Adjournment has two separate meanings. Depending on how it is used, it can either mean "conclude" a meeting or temporarily "suspend" a meeting.
#1. Conclude a Meeting. To adjourn a meeting is to terminate or finish a meeting.
When the business for which the . . . meeting was called has . . . been completed and no question is pending, someone should move "to adjourn," or the chair can call for such a motion. (Robert's Rules, 11th ed., pp. 551-552.)
#2. Continue to a Later Date. Where the business of the meeting is not finished, a meeting may be adjourned to a later date so as to continue with the meeting's business.
a. Membership Meetings. Adjournment of membership meetings occurs most often when quorum is not met. This scenario is often addressed in the association's bylaws. If not, provision in the Corporations Code and Robert's Rules can be used.
When a members' meeting is adjourned to another time or place...notice need not be given of the adjourned meeting if the time and place...are announced at the meeting. (Corp. Code § 7511(d).)
...in the absence of a quorum, the assembly may fix the time to which to adjourn, adjourn, recess, or take measures to obtain a quorum...the chair calls the meeting to order, announces the absence of a quorum, and entertains a motion to adjourn" to a later date. (Robert's Rules, 11th ed., pp. 347-349.)
If a date was not selected and announced at the meeting, the board should set the date (in coordination with the Inspector of Elections) and give notice to the membership. As long as the ballots were not opened, they remain valid and are brought to the adjourned meeting by the Inspector. Once quorum has been achieved, the ballots are opened and counted.
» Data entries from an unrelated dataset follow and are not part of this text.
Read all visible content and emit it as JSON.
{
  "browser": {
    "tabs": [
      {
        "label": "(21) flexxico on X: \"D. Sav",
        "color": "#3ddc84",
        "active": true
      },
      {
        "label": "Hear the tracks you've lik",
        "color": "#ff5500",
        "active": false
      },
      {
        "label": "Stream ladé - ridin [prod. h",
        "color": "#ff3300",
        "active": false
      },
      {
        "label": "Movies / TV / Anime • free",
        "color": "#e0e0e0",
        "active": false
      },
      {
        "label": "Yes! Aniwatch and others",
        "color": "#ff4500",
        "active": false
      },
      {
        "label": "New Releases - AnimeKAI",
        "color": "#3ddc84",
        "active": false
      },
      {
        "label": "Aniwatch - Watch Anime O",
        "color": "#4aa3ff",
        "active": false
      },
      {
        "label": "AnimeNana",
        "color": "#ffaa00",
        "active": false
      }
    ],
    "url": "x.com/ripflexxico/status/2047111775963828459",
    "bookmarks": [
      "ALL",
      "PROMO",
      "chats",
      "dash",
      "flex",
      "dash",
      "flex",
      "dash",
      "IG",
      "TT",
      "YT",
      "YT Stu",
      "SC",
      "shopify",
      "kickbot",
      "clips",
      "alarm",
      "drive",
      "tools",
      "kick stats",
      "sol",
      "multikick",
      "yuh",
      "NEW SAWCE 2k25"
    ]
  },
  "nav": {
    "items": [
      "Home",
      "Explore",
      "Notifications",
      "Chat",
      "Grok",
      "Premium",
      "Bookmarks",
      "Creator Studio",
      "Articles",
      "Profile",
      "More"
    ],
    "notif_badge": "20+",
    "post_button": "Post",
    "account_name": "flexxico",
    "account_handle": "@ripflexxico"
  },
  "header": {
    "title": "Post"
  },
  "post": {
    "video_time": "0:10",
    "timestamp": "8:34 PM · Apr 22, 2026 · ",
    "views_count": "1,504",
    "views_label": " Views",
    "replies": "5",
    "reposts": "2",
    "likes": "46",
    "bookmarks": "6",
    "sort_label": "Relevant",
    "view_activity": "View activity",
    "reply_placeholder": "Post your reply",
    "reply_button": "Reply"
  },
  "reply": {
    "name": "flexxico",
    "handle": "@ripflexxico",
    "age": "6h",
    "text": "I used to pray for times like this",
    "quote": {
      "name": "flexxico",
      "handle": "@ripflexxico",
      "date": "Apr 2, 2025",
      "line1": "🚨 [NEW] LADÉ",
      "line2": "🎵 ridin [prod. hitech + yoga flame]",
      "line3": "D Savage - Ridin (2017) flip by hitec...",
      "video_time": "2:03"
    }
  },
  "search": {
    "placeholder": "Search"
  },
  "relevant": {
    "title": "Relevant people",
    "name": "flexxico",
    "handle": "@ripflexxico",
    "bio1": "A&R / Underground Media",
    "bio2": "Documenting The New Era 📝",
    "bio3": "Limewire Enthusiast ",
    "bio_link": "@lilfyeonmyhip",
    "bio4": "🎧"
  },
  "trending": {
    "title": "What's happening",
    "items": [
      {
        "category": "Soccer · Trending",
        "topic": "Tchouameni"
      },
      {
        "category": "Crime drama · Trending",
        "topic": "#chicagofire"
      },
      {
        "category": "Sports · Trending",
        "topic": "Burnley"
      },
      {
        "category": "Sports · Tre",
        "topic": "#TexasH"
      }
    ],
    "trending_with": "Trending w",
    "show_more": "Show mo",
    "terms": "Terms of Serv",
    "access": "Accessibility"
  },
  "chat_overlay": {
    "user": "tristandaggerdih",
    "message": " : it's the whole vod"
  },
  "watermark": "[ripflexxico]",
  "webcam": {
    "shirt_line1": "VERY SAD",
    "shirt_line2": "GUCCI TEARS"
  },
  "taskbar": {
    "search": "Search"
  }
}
b. Board Meetings. Sometimes all the business on a meeting's agenda cannot be completed and the board continues the meeting to another date. The Corporations Code requires notice to board members but is silent about notice to the membership:
A majority of the directors present, whether or not a quorum is present, may adjourn any meeting to another time and place. If the meeting is adjourned for more than 24 hours, notice of an adjournment to another time or place shall be given prior to the time of the adjourned meeting to the directors who were not present at the time of the adjournment. (Corp. Code § 7211(a)(4).)
The Davis-Stirling Act is similarly silent regarding notice of adjourned meetings. Boards should check their association's bylaws to see if they address the issue. If they are also silent, notice should be given to everyone in attendance of the date and time of the adjourned meeting. If the adjournment is longer than 24 hours, the new meeting date should be posted. The more conservative approach is to always post notice of continued meetings. If new agenda items are added to the meeting, then it is no longer the same meeting and a minimum four-days notice must be given along with a revised agenda.
"Business is immediately resumed at the next meeting at the point where it left off..." (Robert's Rules, 11th ed., p. 236.)
c. Executive Session Meetings. Adjourned executive session meetings are not addressed by the Corporations Code or the Civil Code. If not addressed in an association's bylaws, the conservative approach is to (i) give notice to any directors who were not in attendance at the meeting, and (ii) post notice so the membership is aware of the adjourned meeting if the adjournment is more than 24 hours.